Stored as Structured Data using Tuples
We can represent the nested object request as a Tuple. This provides comparable functionality to nested.
First, we will create a table like this:
CREATE TABLE IF NOT EXISTS http_structured_tuples
(
`@timestamp` Int32,
`clientip` IPv4,
`request` Tuple(method LowCardinality(String), path String, version LowCardinality(String)),
`status` UInt16,
`size` UInt32,
`timestamp` DateTime DEFAULT toDateTime(`@timestamp`)
)
ENGINE = MergeTree
ORDER BY (status, request, timestamp);Then, we will insert data into http_structured_tuples like:
INSERT INTO http_structured_tuples (`@timestamp`, clientip, request, status, size) SELECT
`@timestamp`,
clientip,
(request['method'], request['path'], request['version']),
status,
size
FROM s3('https://datasets-documentation.s3.eu-west-3.amazonaws.com/http/documents-01.ndjson.gz', 'JSONEachRow', '`@timestamp` Int32, clientip IPv4, request Map(String, String), status UInt16, size UInt16');Now we check how many records we have in our table and display the first 5 rows:
SELECT count() AS `# of messages`
FROM http_structured_tuples;
-- Output
┌─# of messages─┐
│ 10000000 │
└───────────────┘
SELECT *
FROM http_structured_tuples
LIMIT 5;
-- Output
┌─@timestamp─┬─clientip───┬─request────────────────┬─status─┬─size─┬───────────timestamp─┐
│ 893966408 │ 23.0.0.0 │ ('GET','/','HTTP/1.0') │ 200 │ 8712 │ 1998-04-30 20:00:08 │
│ 893966414 │ 35.0.0.0 │ ('GET','/','HTTP/1.0') │ 200 │ 8712 │ 1998-04-30 20:00:14 │
│ 893966414 │ 232.41.0.0 │ ('GET','/','HTTP/1.0') │ 200 │ 8749 │ 1998-04-30 20:00:14 │
│ 893966425 │ 47.0.0.0 │ ('GET','/','HTTP/1.0') │ 200 │ 8712 │ 1998-04-30 20:00:25 │
│ 893966436 │ 55.0.0.0 │ ('GET','/','HTTP/1.0') │ 200 │ 8712 │ 1998-04-30 20:00:36 │
└────────────┴────────────┴────────────────────────┴────────┴──────┴─────────────────────┘We are ready to perform some analysis.
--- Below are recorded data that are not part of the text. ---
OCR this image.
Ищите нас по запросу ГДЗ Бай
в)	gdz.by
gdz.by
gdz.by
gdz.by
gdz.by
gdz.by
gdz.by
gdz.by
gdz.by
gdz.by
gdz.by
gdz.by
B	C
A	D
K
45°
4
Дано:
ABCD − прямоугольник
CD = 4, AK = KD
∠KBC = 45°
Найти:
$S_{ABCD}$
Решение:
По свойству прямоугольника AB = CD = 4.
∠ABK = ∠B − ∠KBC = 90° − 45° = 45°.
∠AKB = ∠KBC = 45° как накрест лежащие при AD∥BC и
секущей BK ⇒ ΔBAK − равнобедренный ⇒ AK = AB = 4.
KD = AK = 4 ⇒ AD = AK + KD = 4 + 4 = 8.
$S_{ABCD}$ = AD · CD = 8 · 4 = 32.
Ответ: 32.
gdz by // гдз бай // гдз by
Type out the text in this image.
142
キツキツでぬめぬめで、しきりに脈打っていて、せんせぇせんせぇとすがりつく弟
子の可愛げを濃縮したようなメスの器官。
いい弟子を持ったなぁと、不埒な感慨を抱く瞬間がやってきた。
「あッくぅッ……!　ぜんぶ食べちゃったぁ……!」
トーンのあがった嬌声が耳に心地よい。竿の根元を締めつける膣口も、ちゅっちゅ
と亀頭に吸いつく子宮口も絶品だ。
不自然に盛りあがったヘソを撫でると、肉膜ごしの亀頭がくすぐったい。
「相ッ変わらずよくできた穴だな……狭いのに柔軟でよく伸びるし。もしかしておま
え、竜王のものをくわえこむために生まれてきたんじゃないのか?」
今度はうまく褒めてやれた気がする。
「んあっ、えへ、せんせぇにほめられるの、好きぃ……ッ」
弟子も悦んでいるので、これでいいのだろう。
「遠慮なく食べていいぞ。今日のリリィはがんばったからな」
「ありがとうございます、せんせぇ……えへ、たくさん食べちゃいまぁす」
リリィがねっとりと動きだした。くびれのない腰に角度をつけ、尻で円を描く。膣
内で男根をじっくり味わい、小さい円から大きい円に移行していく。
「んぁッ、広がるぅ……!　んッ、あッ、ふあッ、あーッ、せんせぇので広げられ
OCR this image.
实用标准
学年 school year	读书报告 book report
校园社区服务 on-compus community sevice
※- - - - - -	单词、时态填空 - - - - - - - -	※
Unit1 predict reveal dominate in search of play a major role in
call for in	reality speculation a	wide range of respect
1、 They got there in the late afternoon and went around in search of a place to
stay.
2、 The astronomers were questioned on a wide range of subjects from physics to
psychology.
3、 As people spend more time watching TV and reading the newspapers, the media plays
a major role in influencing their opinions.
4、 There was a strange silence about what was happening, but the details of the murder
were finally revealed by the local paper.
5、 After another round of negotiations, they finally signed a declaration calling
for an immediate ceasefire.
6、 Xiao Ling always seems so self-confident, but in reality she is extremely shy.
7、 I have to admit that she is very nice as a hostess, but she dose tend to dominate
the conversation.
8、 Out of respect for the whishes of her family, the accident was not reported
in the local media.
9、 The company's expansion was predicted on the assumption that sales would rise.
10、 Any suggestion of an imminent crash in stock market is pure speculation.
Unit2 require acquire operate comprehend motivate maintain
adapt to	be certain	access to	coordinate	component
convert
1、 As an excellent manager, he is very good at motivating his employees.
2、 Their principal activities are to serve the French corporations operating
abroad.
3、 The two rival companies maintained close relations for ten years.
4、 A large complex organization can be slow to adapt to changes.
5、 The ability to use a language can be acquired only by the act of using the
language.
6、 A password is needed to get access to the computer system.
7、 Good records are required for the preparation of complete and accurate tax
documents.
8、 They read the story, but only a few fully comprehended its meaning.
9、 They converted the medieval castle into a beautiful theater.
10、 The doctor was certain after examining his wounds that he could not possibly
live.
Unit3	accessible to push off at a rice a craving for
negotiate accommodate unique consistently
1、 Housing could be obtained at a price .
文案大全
For example, we can query data for a fixed time period and with some additional conditions like:
SELECT
status,
request.method AS method,
count() AS `# number of messages`
FROM http_structured_tuples
WHERE (status >= 400) AND ((timestamp >= '1998-01-01 00:00:00') AND (timestamp <= '1998-06-01 00:00:00'))
GROUP BY
method,
status
ORDER BY `# number of messages` DESC;
-- Output
┌─status─┬─method──┬─# number of messages─┐
│ 404 │ GET │ 11267 │
│ 404 │ HEAD │ 276 │
│ 500 │ GET │ 160 │
│ 500 │ POST │ 115 │
│ 400 │ GET │ 81 │
│ 400 │ POST │ 64 │
│ 404 │ OPTIONS │ 32 │
│ 500 │ OTHER │ 19 │
│ 404 │ POST │ 12 │
│ 404 │ OTHER │ 3 │
│ 500 │ HEAD │ 2 │
└────────┴─────────┴──────────────────────┘Stored as Structured Data using Maps
Maps represent a simple way to represent nested structures.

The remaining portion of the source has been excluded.